New cut scores for passing (65) and passing with distinction (85) will be established, based on the standard setting done in early November. We will use these scores to issue new conversion charts for the June and August 2002 and January and June 2003 examinations, as well as for future administrations of this test beginning with January 2004. These revised conversion charts will reflect how the passing scores would have been set for a first-level course, consistent with the Regents Work Group on Physics recommendations and the work of the Physical Setting/Physics Standard Setting Committee. The conversion charts for past administrations will be issued by December 2003.

School districts are required to record the revised score on each student's permanent record. However, districts have discretion in how they apply these scores for transcripts, final class grades, class ranks, and other reports. This approach responds to concerns raised by districts regarding scores for students who graduated in 2002 and 2003. Many school districts have indicated that they do not want to be required to reevaluate class grades and ranks for students who have already graduated and would like to record new grades as pass/fail. The pass/fail option is available to districts.

James A. Kadamus, Deputy Commissioner; Office for Elementary, Middle, Secondary and Continuing Education; New York State Department of Education.

#### January 2004: Physics conversion charts

What a wonderful feeling it is to be proven right (or at least to be agreed with in a significant manner). The state department of education agrees with me that the Regents Physics Exams were unfairly graded from June 2002 to June 2003.

January 2004 physics conversion charts

At its October 2003 meeting, the Board of Regents accepted the policy recommendation of the Regents Work Group on Physics concerning future examinations.
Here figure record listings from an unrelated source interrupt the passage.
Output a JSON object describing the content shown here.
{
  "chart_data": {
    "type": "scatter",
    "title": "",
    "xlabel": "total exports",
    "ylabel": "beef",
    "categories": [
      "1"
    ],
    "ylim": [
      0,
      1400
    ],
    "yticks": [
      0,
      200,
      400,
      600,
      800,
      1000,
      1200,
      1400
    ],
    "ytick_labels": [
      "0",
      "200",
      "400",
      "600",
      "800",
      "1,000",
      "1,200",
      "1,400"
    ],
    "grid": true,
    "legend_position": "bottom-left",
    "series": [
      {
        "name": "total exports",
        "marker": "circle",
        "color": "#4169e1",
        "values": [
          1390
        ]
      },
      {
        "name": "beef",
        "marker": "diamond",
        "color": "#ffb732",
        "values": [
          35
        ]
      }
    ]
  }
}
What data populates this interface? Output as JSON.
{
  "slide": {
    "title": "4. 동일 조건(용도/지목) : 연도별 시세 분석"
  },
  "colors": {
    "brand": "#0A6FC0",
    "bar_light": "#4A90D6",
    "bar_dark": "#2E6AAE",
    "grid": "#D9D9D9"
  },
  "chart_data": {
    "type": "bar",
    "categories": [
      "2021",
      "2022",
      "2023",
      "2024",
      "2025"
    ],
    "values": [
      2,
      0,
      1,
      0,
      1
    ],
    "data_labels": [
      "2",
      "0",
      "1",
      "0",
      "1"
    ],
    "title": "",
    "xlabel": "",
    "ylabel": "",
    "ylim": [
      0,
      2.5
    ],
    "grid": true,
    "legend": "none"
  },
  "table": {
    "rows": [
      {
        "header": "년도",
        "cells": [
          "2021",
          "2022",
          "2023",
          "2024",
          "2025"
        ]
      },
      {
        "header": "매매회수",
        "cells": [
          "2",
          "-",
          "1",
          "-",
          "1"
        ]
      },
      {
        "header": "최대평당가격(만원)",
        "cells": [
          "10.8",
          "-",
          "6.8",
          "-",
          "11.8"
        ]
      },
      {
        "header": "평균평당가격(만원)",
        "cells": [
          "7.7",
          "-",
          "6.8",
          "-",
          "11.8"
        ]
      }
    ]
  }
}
Accordingly, in November 2003, the Department organized a standard setting panel of 27 New York State teachers and other professionals to set new passing (65) and passing with distinction (85) scores in accordance with the Board’s directive to redefine the Regents physics course as a "first-level" high school course in physics comparable to other "first-level" high school sciences.... After the standard setting process, the Department, in consultation with psychometric contractors, established the new conversion charts for the June and August 2002 and January and June 2003 examinations.

James A. Kadamus, Deputy Commissioner; Office for Elementary, Middle, Secondary and Continuing Education; New York State Department of Education.